Invited Talk 4
In his talk, Professor Plamondon first introduced his research interests and the projects that are ongoing in his research group. His work is focused on developing and analyzing the modeling of trajectory perception and human movement generation, with applications to automatic processing of handwriting. This includes applications to biometry (signature verification), recognition (online handwriting processing), education (handwriting learning tools), biomedical (neuromuscular condition evaluation), and model-based document preprocessing.

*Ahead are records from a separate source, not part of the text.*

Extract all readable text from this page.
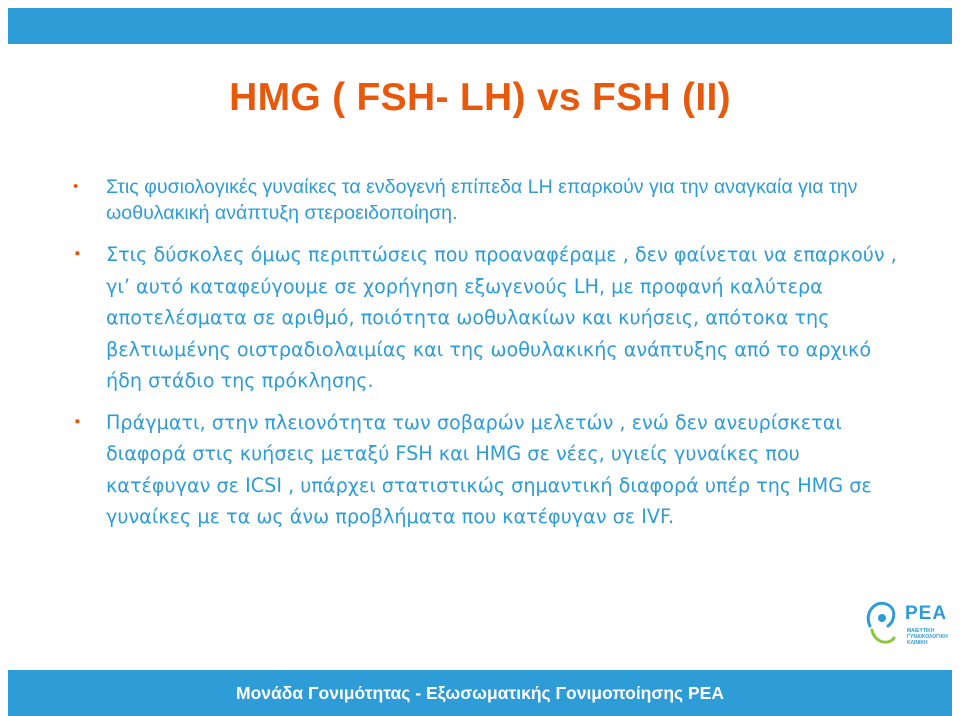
HMG ( FSH- LH) vs FSH (II)
• Στις φυσιολογικές γυναίκες τα ενδογενή επίπεδα LH επαρκούν για την αναγκαία για την ωοθυλακική ανάπτυξη στεροειδοποίηση.
• Στις δύσκολες όμως περιπτώσεις που προαναφέραμε , δεν φαίνεται να επαρκούν , γι’ αυτό καταφεύγουμε σε χορήγηση εξωγενούς LH, με προφανή καλύτερα αποτελέσματα σε αριθμό, ποιότητα ωοθυλακίων και κυήσεις, απότοκα της βελτιωμένης οιστραδιολαιμίας και της ωοθυλακικής ανάπτυξης από το αρχικό ήδη στάδιο της πρόκλησης.
• Πράγματι, στην πλειονότητα των σοβαρών μελετών , ενώ δεν ανευρίσκεται διαφορά στις κυήσεις μεταξύ FSH και HMG σε νέες, υγιείς γυναίκες που κατέφυγαν σε ICSI , υπάρχει στατιστικώς σημαντική διαφορά υπέρ της HMG σε γυναίκες με τα ως άνω προβλήματα που κατέφυγαν σε IVF.
ΡΕΑ
ΜΑΙΕΥΤΙΚΗ ΓΥΝΑΙΚΟΛΟΓΙΚΗ ΚΛΙΝΙΚΗ
Μονάδα Γονιμότητας - Εξωσωματικής Γονιμοποίησης ΡΕΑ
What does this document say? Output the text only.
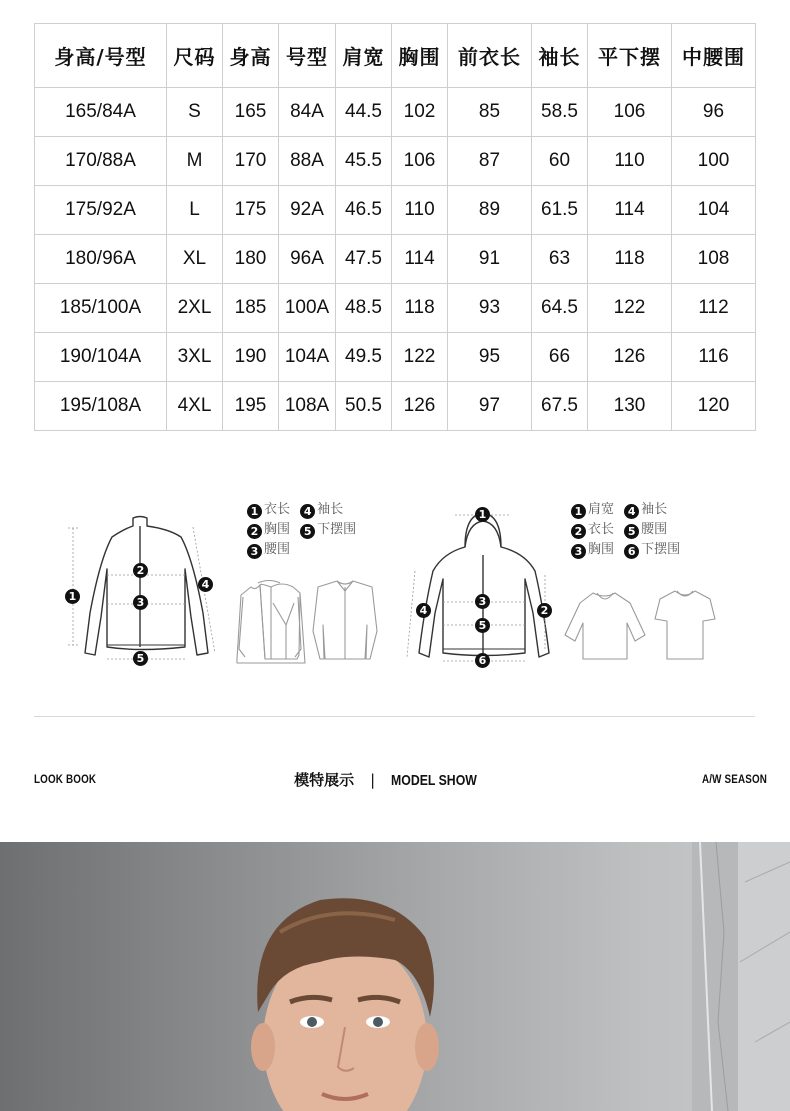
身高/号型	尺码	身高	号型	肩宽	胸围	前衣长	袖长	平下摆	中腰围
165/84A	S	165	84A	44.5	102	85	58.5	106	96
170/88A	M	170	88A	45.5	106	87	60	110	100
175/92A	L	175	92A	46.5	110	89	61.5	114	104
180/96A	XL	180	96A	47.5	114	91	63	118	108
185/100A	2XL	185	100A	48.5	118	93	64.5	122	112
190/104A	3XL	190	104A	49.5	122	95	66	126	116
195/108A	4XL	195	108A	50.5	126	97	67.5	130	120
1
2
3
4
5
1
2
3
4
5
6
1 衣长 4 袖长
2 胸围 5 下摆围
3 腰围
1 肩宽 4 袖长
2 衣长 5 腰围
3 胸围 6 下摆围
LOOK BOOK	模特展示 | MODEL SHOW	A/W SEASON
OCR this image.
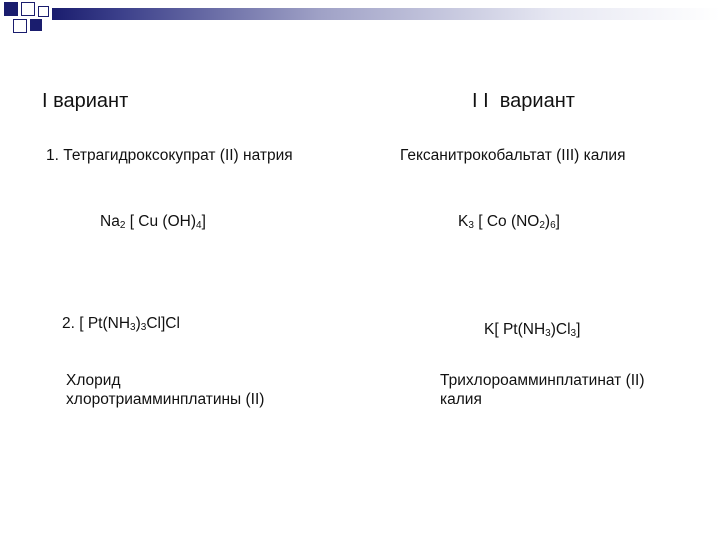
I вариант
1. Тетрагидроксокупрат (II) натрия
$Na_2$ [ Cu $(OH)_4$]
2. [ $Pt(NH_3)_3Cl]Cl$
Хлорид
хлоротриамминплатины (II)
I I  вариант
Гексанитрокобальтат (III) калия
$K_3$ [ Co $(NO_2)_6$]
K[ $Pt(NH_3)Cl_3$]
Трихлороамминплатинат (II)
калия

The audience was then presented the definition of a stroke and its properties. Professor Plamondon insisted on the speed accuracy trade-offs, that is, the spatial accuracy and the temporal accuracy. This led to a short introduction to the kinematic theory, which states that there is a synergy between two competing systems in order to perform strokes: The agonist system, which works in the direction of the performed movement, and the antagonist system that works in the opposite direction. Knowing that the impulse response of the neuromuscular system has a lognormal profile, the combination of those competing systems leads to a delta-lognormal velocity profile, which can be modeled by seven parameters. Those parameters can be extracted from acquired delta-lognormal profiles by algorithms developed by Professor Plamondon and his team. He described the first algorithms that were developed for that purpose as well as the recently developed ones. He also presented an evaluation methodology to assess the performance of those algorithms.
Next, the effect of age on the delta-lognormal profile parameters was analyzed using rapid strokes with direction reversal acquired from old and young people. The experiment showed that the seven parameters are influenced by age. Moreover, similar changes have been observed on the agonist and antagonist components. Reporting two other experiments, he also confirmed the basic hypotheses of his model, first by highlighting the proportionality relationship between the timing of muscle activation through EMG signal analysis, and second, by pointing out the existence of a new evoked response in EEG signals that correlates to the time occurrence of the neuromuscular commands.
Professor Plamondon then presented a more general version of the kinematic theory, which takes into account the fact that the agonist and antagonist systems might not work in perfect opposition for complex movements. This generalized kinematic theory leads to a sigma-lognormal velocity profile. The parameters extraction for the sigma-lognormal model was then discussed (interactive and automatic method). Applications were also discussed in depth, like the analysis and synthesis of handwriting variability, automatic database generation, and EMG and EEG signal analysis.
He finished his presentation with an overview of the numerous other applications that may be possible, from handwriting recognition and signature verification to biomedical signal processing and the design of psychomotor tests.